Au contraire, La Demora est un film humaniste et un plaidoyer pour la vie et l’amour, qui rejoint, a-t-on écrit, une fable universelle ; en effet, dans La Housse partie, un conte du Moyen-Age, un homme, ne pouvant plus gagner la vie de sa famille, s’apprête à jeter à la rue son vieux père, en lui donnant pour tout viatique une couverture ; mais son fils la coupe en deux, et, devant les reproches de son père, l’enfant explique son geste : "L’autre moitié sera pour toi, quand je te chasserai à ton tour."

Ici aussi, les enfants de Maria s’étonnent de la voir rentrer sans leur grand-père, et la fille aînée lui fait comprendre qu’elle soupçonne la vérité. Alors, Maria, prise de remords, part à la recherche de son père, d’un hôpital ou d’un centre pour indigents à l’autre. C’est alors que le film prend toute son intensité et, bien que l’actrice (Roxana Blanco, parfaite dans sa sobriété), ait reçu un prix d’interprétation, c’est sur Agustin (Carlos Villarino, qui n’est pas un acteur professionnel) que va se centrer l’intérêt.

En effet, à toutes les propositions d’aide (nous ne sommes pas ici dans un appartement bourgeois, qui favorise l’égoïsme et la solitude, comme dans Amour, mais dans un quartier populaire, où on s’entraide), Agustin répond : "J’attends ma fille." Il va l’attendre toute la journée et jusqu’au coeur de la nuit, sans oser s’éloigner de son banc (même si, au cours de cette nuit de déréliction, il semble que, tel le Christ au Jardin des Oliviers, il connaisse un instant de doute, pendant lequel on croit voir passer dans son regard le : "Seigneur, seigneur, pourquoi m’as-tu abandonné ?"). Près de là , un veilleur de nuit dans sa guérite écoute à la radio la retransmission d’un meeting évangélique (ce qui nous rappelle l’influence croissante des sectes évangéliques en Amérique du Sud depuis que Jean-Paul II a déclaré la guerre à la Théologie de la Libération) ; un témoin raconte qu’il a vu la Vierge Marie et quels grands bienfaits elle lui a accordés. C’est alors qu’arrive la Marie humaine - elle a fini par avoir l’idée de revenir au banc où elle avait abandonné son père ; et, dans une scène presque mystique, Agustin l’accueille par ces mots, débordants d’amour et de foi dans l’amour de sa fille : "Comme tu as été longue ! Cuanto te demoraste !".

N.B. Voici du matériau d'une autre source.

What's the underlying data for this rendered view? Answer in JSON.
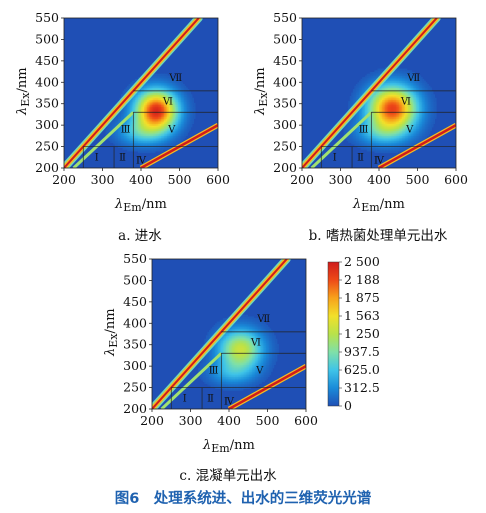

Ces vieux qu’on voudrait euthanasier pour soulager la Sécu (et continuer à réduire les cotisations des riches et des patrons) apparaissent donc dans ce film, non comme des déchets (même si Maria a été bien près de réduire son père à cet état : quand elle le retrouve, endormi par terre, il ressemble à un paquet de chiffons), mais comme des êtres qui, même si leurs facultés intellectuelles ont diminué, ont gardé l’essentiel de leur humanité : la capacité d’amour et la foi dans l’amour de leurs proches. Rodrigo Pla avait donné avec La Zona un premier chef-d’oeuvre : ce film violent et haletant montrait comment l’obsession sécuritaire déshumanisait les habitants d’une résidence pour riches qui y organisaient un véritable régime fasciste. Beaucoup plus intimiste, La Demora est un autre chef-d’oeuvre, moins noir mais peut-être encore plus poignant.